Jaqueline Mourão é a primeira e única atleta a representar o país nos Jogos Olímpicos de Inverno e Verão. A relação com os esportes da neve surgiu de maneira inesperada, por influência direta do marido. “Os esportes de inverno foram um prato cheio para mim. Foi algo inesperado. Foi em 2005, em maio, eu estava no Canadá já competindo no mountain bike. Quando cheguei em terras canadenses… Neve! Só que o meu marido é atleta olímpico no esqui cross-country. Ele falou “olha, você pode sair comigo, fazer o esqui cross-country. Daqui dois dias essa neve vai embora”. Eu não estava muito animada, não. Era algo muito fora da minha realidade. Para mim, era esporte de princesa. Princesa Diana esquiou na montanha tal (risos). Finalmente, tinha muito a ver comigo. É um esporte ligado à natureza, com subidas e descidas. Com esse silêncio, você tem que colocar o seu corpo ali e aprender a técnica.”

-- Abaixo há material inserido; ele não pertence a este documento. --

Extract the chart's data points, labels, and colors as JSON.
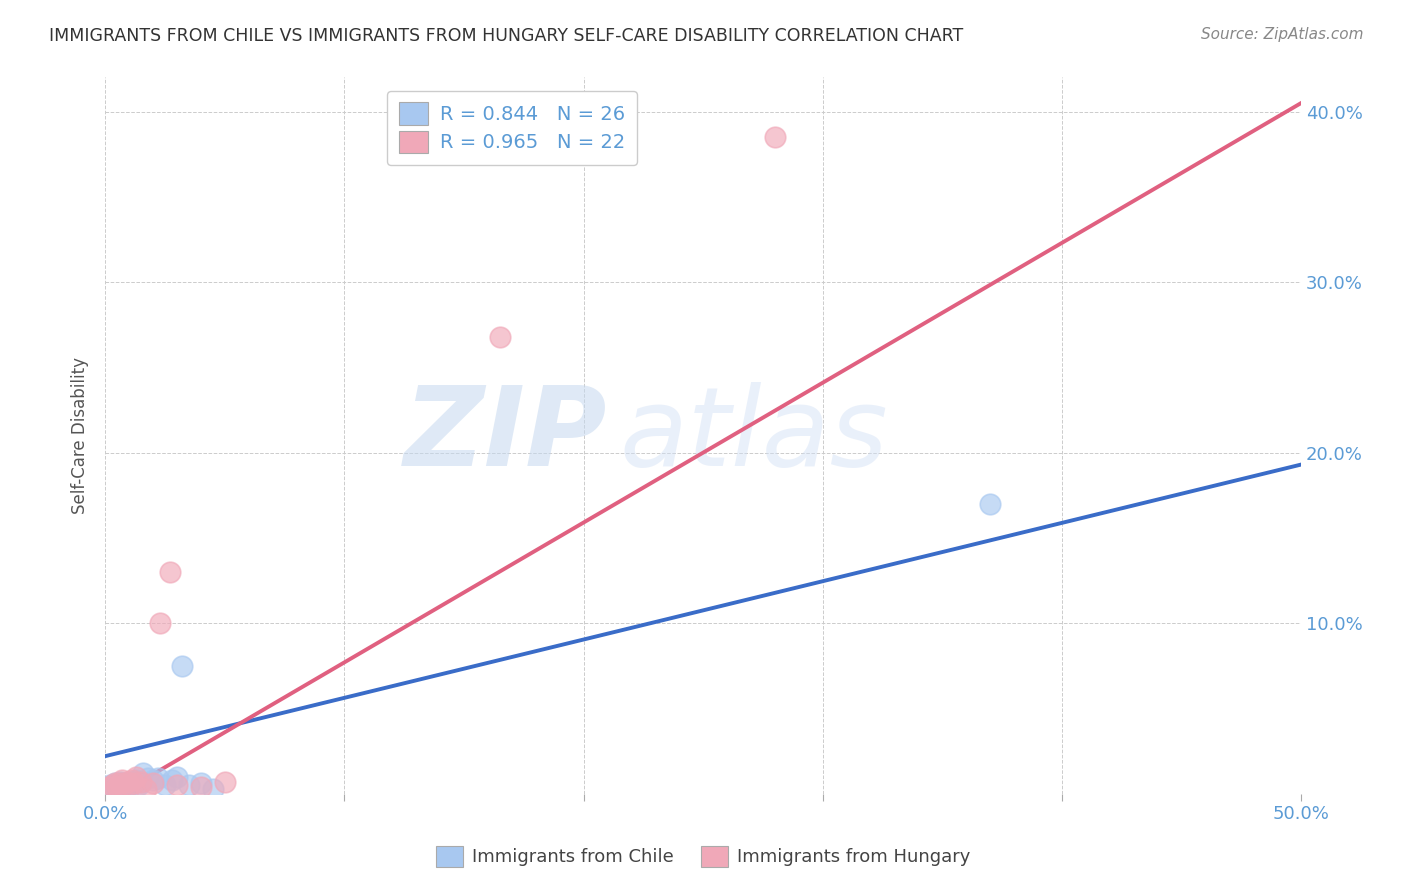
{
  "title": "IMMIGRANTS FROM CHILE VS IMMIGRANTS FROM HUNGARY SELF-CARE DISABILITY CORRELATION CHART",
  "source": "Source: ZipAtlas.com",
  "ylabel": "Self-Care Disability",
  "xlim": [
    0.0,
    0.5
  ],
  "ylim": [
    0.0,
    0.42
  ],
  "watermark_zip": "ZIP",
  "watermark_atlas": "atlas",
  "chile_color": "#a8c8f0",
  "hungary_color": "#f0a8b8",
  "chile_line_color": "#3a6cc8",
  "hungary_line_color": "#e06080",
  "chile_R": 0.844,
  "chile_N": 26,
  "hungary_R": 0.965,
  "hungary_N": 22,
  "chile_line_x0": 0.0,
  "chile_line_y0": 0.022,
  "chile_line_x1": 0.5,
  "chile_line_y1": 0.193,
  "hungary_line_x0": 0.0,
  "hungary_line_y0": -0.005,
  "hungary_line_x1": 0.5,
  "hungary_line_y1": 0.405,
  "chile_scatter_x": [
    0.002,
    0.003,
    0.004,
    0.005,
    0.006,
    0.007,
    0.008,
    0.009,
    0.01,
    0.011,
    0.012,
    0.013,
    0.014,
    0.015,
    0.016,
    0.018,
    0.02,
    0.022,
    0.025,
    0.028,
    0.03,
    0.032,
    0.035,
    0.04,
    0.045,
    0.37
  ],
  "chile_scatter_y": [
    0.005,
    0.003,
    0.006,
    0.004,
    0.007,
    0.005,
    0.006,
    0.004,
    0.005,
    0.007,
    0.006,
    0.008,
    0.005,
    0.007,
    0.012,
    0.009,
    0.008,
    0.009,
    0.005,
    0.008,
    0.01,
    0.075,
    0.005,
    0.006,
    0.003,
    0.17
  ],
  "hungary_scatter_x": [
    0.002,
    0.003,
    0.004,
    0.005,
    0.006,
    0.007,
    0.008,
    0.009,
    0.01,
    0.011,
    0.012,
    0.013,
    0.015,
    0.017,
    0.02,
    0.023,
    0.027,
    0.03,
    0.04,
    0.05,
    0.165,
    0.28
  ],
  "hungary_scatter_y": [
    0.004,
    0.005,
    0.006,
    0.004,
    0.006,
    0.008,
    0.005,
    0.007,
    0.005,
    0.008,
    0.006,
    0.01,
    0.007,
    0.003,
    0.006,
    0.1,
    0.13,
    0.005,
    0.004,
    0.007,
    0.268,
    0.385
  ],
  "background_color": "#ffffff",
  "grid_color": "#cccccc",
  "title_color": "#333333",
  "axis_tick_color": "#5b9bd5",
  "right_ytick_color": "#5b9bd5",
  "legend_text_color": "#5b9bd5"
}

Depois da descoberta, Jaque rapidamente foi atrás da comunidade de esportes na neve. Competitiva que é, também não perdeu tempo para disputar campeonatos relevantes pelo mundo. Era o início de uma nova trajetória. “Até esse momento, eu nem conhecia e nem sabia sobre as Olimpíadas de Inverno. O que foi muito importante foi que eu entrei em contato, descobri que existia a Confederação Brasileira de Desportos na Neve. Falei com o presidente, o Stefano Arnhold, na época. Ele foi super receptivo. Cabecinha de capricorniana aqui. Terminou a temporada de 2005, descobri os critérios para a Olimpíada de fevereiro de 2006 e já comecei a competir. Consegui os melhores resultados pelo meu físico, não pela minha técnica. E um ano e pouco depois de eu ter conseguido conquistar essa vaga para Atenas, que foi tão dura para mim, eu consegui estar em uma Olimpíada de novo.”

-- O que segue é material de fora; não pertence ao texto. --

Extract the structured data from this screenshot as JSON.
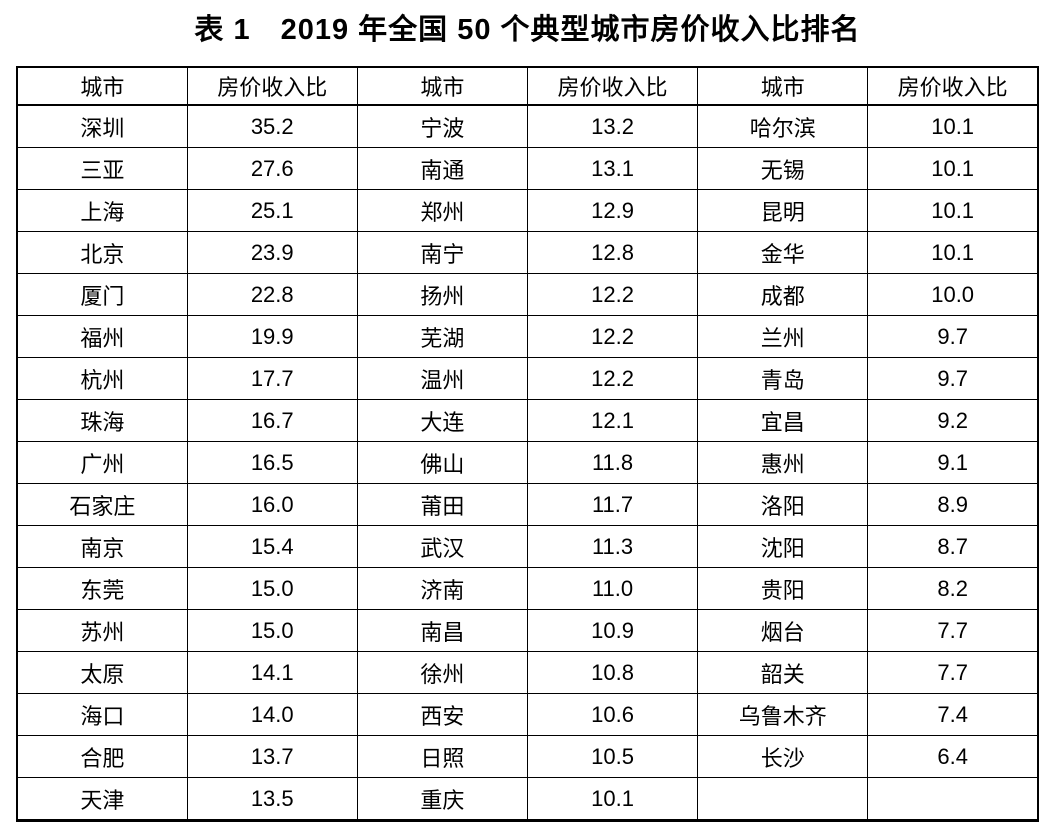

https://www.youtube.com/watch?v=CJ3E1Ouw3cg

“O esqui cross-country é um esporte super exigente fisicamente, você está lidando ali com temperaturas muito extremas. É um esporte muito desafiador. Me ajudou em todos esses dez anos em que eu fiquei focada, me ajudou a remodelar o meu corpo, ganhar preparação física. Mentalmente eu fiquei muito forte. Não é qualquer um que consegue enfrentar tempestades de neve, -20ºC, largada em massa, vento. Você está ali para o que der e vier. Eu acredito que o cross-country só me fez mais forte para voltar para o mountain bike acima do nível que eu parei em 2008”, complementou.

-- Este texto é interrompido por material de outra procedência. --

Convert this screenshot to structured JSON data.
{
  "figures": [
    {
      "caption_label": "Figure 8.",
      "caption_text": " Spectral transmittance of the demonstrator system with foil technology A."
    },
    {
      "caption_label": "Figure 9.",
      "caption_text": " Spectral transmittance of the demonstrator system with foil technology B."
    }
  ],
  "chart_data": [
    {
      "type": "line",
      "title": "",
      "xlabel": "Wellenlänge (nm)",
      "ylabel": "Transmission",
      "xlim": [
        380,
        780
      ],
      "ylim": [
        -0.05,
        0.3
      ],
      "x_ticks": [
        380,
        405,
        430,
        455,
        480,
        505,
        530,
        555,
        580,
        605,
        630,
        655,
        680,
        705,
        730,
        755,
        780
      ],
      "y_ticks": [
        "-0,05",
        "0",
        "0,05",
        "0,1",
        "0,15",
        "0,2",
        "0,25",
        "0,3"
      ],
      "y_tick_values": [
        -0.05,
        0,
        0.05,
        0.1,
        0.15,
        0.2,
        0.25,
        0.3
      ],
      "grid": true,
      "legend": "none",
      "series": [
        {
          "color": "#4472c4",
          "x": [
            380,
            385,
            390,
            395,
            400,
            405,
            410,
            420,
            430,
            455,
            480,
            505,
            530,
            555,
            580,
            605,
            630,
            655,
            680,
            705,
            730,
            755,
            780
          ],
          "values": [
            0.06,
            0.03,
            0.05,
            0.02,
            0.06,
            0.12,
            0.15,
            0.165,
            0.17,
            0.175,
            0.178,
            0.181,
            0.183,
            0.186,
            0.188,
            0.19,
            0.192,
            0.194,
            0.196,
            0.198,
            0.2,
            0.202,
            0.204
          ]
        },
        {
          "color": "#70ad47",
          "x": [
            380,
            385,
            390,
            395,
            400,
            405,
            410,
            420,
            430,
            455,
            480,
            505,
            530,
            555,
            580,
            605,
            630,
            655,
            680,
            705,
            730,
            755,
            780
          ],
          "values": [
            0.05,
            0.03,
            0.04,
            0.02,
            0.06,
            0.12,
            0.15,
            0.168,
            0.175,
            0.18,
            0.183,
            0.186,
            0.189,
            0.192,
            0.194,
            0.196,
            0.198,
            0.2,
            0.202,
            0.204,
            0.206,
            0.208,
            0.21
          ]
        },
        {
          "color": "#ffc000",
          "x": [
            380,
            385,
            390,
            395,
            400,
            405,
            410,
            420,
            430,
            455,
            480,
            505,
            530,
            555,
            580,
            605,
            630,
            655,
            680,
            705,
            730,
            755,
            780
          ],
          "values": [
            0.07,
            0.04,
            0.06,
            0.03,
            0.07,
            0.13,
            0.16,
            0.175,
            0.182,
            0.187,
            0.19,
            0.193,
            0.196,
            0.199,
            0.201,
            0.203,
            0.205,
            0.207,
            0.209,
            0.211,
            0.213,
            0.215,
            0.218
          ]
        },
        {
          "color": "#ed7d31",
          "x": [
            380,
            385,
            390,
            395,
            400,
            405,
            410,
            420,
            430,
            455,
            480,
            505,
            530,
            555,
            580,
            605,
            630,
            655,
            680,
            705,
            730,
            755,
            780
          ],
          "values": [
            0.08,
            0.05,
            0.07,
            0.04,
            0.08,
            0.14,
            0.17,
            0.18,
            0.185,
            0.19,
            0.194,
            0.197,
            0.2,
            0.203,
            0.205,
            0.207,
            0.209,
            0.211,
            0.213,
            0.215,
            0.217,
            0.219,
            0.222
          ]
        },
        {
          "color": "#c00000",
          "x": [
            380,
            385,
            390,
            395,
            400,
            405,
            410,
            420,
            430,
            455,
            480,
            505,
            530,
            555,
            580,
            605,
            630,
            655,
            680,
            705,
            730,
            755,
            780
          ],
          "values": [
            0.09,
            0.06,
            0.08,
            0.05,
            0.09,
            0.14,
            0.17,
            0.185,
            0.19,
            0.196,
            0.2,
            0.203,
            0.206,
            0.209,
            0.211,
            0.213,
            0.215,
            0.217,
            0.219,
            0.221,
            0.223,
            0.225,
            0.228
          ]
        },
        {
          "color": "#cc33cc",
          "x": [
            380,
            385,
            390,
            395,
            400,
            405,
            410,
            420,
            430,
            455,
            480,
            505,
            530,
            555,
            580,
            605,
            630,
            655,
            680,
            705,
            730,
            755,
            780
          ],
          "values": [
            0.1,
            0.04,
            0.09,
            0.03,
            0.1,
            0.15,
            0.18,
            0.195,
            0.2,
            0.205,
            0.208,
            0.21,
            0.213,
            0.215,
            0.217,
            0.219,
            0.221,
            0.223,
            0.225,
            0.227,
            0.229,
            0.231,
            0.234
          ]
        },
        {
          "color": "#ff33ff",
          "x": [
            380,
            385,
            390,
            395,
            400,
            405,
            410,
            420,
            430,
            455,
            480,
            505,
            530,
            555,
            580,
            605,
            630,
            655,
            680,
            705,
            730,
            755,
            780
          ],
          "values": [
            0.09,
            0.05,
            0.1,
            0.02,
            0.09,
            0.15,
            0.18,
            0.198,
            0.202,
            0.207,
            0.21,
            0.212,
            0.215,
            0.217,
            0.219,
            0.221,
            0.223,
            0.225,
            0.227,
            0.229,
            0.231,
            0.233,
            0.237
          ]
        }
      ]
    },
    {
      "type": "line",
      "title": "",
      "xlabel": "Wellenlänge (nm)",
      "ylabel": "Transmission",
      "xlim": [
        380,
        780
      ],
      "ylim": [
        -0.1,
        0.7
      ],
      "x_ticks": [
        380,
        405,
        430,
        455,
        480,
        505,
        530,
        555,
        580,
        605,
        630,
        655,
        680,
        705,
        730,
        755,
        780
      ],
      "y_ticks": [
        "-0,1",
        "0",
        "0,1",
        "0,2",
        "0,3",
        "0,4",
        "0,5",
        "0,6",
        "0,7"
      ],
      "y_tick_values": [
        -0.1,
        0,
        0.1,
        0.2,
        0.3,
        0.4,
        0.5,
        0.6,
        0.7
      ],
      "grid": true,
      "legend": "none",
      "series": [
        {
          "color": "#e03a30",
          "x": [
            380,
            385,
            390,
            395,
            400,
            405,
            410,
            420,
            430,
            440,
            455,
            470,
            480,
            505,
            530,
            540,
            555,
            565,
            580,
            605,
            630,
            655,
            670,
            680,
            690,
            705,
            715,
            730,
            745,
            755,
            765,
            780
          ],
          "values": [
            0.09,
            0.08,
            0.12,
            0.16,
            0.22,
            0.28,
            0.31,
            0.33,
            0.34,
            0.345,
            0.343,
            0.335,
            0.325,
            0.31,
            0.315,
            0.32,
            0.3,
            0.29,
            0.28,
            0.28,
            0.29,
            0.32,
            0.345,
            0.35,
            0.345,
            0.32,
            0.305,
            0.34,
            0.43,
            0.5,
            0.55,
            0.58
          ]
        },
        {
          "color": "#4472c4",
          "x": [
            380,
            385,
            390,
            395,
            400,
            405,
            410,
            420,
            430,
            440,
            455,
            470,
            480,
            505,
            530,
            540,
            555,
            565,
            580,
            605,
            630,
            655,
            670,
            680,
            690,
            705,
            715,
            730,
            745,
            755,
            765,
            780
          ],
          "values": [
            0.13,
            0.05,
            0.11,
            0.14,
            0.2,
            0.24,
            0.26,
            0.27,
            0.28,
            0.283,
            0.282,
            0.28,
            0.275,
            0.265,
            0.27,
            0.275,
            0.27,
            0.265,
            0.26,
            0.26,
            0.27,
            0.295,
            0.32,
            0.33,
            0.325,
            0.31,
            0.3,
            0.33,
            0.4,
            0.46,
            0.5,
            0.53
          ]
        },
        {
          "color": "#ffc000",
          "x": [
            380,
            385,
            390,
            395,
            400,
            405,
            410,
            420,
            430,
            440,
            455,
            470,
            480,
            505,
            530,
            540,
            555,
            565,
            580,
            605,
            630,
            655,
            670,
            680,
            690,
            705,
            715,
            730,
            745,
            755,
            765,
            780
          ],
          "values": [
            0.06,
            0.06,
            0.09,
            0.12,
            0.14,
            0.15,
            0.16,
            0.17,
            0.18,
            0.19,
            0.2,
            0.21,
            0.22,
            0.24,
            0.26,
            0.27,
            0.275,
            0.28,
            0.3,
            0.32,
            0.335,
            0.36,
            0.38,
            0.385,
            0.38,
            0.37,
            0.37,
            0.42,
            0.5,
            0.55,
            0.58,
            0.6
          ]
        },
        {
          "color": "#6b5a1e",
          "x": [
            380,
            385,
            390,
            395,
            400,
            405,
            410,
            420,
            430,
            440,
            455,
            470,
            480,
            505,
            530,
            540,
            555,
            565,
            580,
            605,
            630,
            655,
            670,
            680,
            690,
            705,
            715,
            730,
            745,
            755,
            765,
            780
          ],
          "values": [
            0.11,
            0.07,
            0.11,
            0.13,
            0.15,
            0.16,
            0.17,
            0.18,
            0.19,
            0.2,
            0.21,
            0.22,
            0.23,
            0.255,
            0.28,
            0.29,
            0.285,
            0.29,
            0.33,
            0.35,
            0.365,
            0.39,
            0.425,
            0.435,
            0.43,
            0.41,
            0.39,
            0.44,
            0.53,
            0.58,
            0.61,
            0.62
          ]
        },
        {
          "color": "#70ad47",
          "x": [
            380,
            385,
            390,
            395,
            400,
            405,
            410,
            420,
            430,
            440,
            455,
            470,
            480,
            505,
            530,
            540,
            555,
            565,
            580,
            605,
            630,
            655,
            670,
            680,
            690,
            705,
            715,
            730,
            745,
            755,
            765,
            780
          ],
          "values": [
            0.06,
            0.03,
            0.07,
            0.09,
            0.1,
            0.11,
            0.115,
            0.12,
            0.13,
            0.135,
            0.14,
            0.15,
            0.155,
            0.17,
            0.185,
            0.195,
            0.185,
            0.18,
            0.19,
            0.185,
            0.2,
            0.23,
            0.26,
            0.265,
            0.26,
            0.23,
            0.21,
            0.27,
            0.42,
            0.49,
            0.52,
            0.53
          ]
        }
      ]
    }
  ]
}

Foram seis Olimpíadas disputadas – duas de Verão e Quatro de inverno. Durante o percurso, teve dois filhos. Jornada longa, mas gratificante. Não poderia ser diferente. Agora, com todos os problemas pan-americanos resolvidos, está chegando o momento de parar. “Eu falo que a Jaqueline Mourão de 2007 é bem diferente da Jaqueline Mourão de hoje. Mais madura, mãe de dois filhos. E mais feliz, com a vida preenchida. Poder conquistar essa medalha, essa tão sonhada medalha, de fato é um sonho. Muitas pessoas conseguem se espelhar em mim. Com certeza, eu sou mais forte mentalmente e consigo conciliar dois esportes também: mountain bike e o esqui da neve. Preciso planejar muito toda essa transição. Sempre fui uma pessoa que queria romper barreiras. Primeira mulher a representar o Brasil no mountain bike, primeira mulher a representar o Brasil no Verão/Inverno, primeira mulher a representar o Brasil no triatlo, que foi um super desafio. Eu gosto do desafio. Essa chama e essa vontade ainda estão lá. Agradeço por ter saúde, de estar aqui. Muito agradecida. Enquanto essa chama estiver no coração, eu vou levantar bandeira do Brasil onde quer que eu vá. É sempre uma honra muito grande representar o meu país. Para terminar a carreira, depois de Tóquio 2020, eu quero focar esqui cross-country de novo e tentar minha última Olimpíada, que seria a de Inverno em Pequim. Fechar com o chave de ouro. Ser talvez a única atleta do mundo a participar das Olimpíadas de Verão e Inverno na mesma cidade.”